Barış İstiyoruz…

Yaşanan bir durumu, olayı anlamak için öncelikle işin içinde olmak ve o havayı teneffüs etmek gerekir. Doğu bölgelerimiz birçok yönden yoksun bir yer, o kısır döngü de tek istekleri güvenli ve normal bir yaşam…

Hani daha fazlasını istemiyorlar… Aile bütünlüğü, birliği içinde ve sağlıklı bir şekilde yaşamlarını sürdürmek onlar için her şeyden daha önemli bir durumda.

Bir parça ekmekleri olsa, sevgilerini katarak size sunacak kadar samimi ve sıcak insanlar…
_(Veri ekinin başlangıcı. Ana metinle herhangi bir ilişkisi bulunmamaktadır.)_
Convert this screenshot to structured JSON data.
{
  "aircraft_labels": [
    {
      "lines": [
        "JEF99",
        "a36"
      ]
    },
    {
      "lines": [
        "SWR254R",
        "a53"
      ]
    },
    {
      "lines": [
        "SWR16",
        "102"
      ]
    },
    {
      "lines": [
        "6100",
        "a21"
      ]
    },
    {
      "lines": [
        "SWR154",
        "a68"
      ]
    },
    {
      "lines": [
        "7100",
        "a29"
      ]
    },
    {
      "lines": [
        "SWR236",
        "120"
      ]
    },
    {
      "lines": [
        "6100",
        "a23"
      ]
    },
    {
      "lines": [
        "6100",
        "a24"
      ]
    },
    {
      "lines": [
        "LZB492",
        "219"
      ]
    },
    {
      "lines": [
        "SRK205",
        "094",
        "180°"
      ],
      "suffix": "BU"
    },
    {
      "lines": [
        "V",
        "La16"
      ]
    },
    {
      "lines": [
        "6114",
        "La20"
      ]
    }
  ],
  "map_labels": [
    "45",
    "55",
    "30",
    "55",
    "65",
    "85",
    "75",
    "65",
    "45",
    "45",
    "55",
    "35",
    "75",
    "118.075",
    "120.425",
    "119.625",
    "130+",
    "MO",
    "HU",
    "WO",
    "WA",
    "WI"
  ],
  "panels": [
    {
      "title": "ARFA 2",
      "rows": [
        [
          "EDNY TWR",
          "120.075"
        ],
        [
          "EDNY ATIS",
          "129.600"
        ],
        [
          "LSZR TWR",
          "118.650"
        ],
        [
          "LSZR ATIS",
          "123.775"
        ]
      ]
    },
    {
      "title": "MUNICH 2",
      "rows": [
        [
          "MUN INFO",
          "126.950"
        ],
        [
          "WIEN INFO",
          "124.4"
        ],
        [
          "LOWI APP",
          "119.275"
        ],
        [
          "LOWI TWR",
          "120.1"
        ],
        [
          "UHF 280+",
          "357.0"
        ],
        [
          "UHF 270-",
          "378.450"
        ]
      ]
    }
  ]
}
Batı, Doğu ayırımı yapmak değil amacımız fakat gerçekler de var. Doğuda kız çocuğunun okuması, dışarıya çıkması, özgür davranması halen sıradan bir durum değil… Üstelik orada sadece kız çocukları değil, erkek çocuklarının ve gençlerin de sınırları var.

Bütün bunlar yetmezmiş gibi başka şeyler de eklenerek kambur zambur oluyor. Korku ve baskı kültürü kişilerde bir göstermelik hayat tarzı, bir de sadece kendisinin bildiği ve yaşadığı iç dünyasının varlığını ortaya koyduğu farklı bir yaşam hayalini ortaya koyuyor yada derin kuyulara atıyor.

Özgürlüklerin sınırları yok elbette. Şunu söyleyebilirim ki, dünyaya geliyorsun ve o hayat sadece senin hayatın değil.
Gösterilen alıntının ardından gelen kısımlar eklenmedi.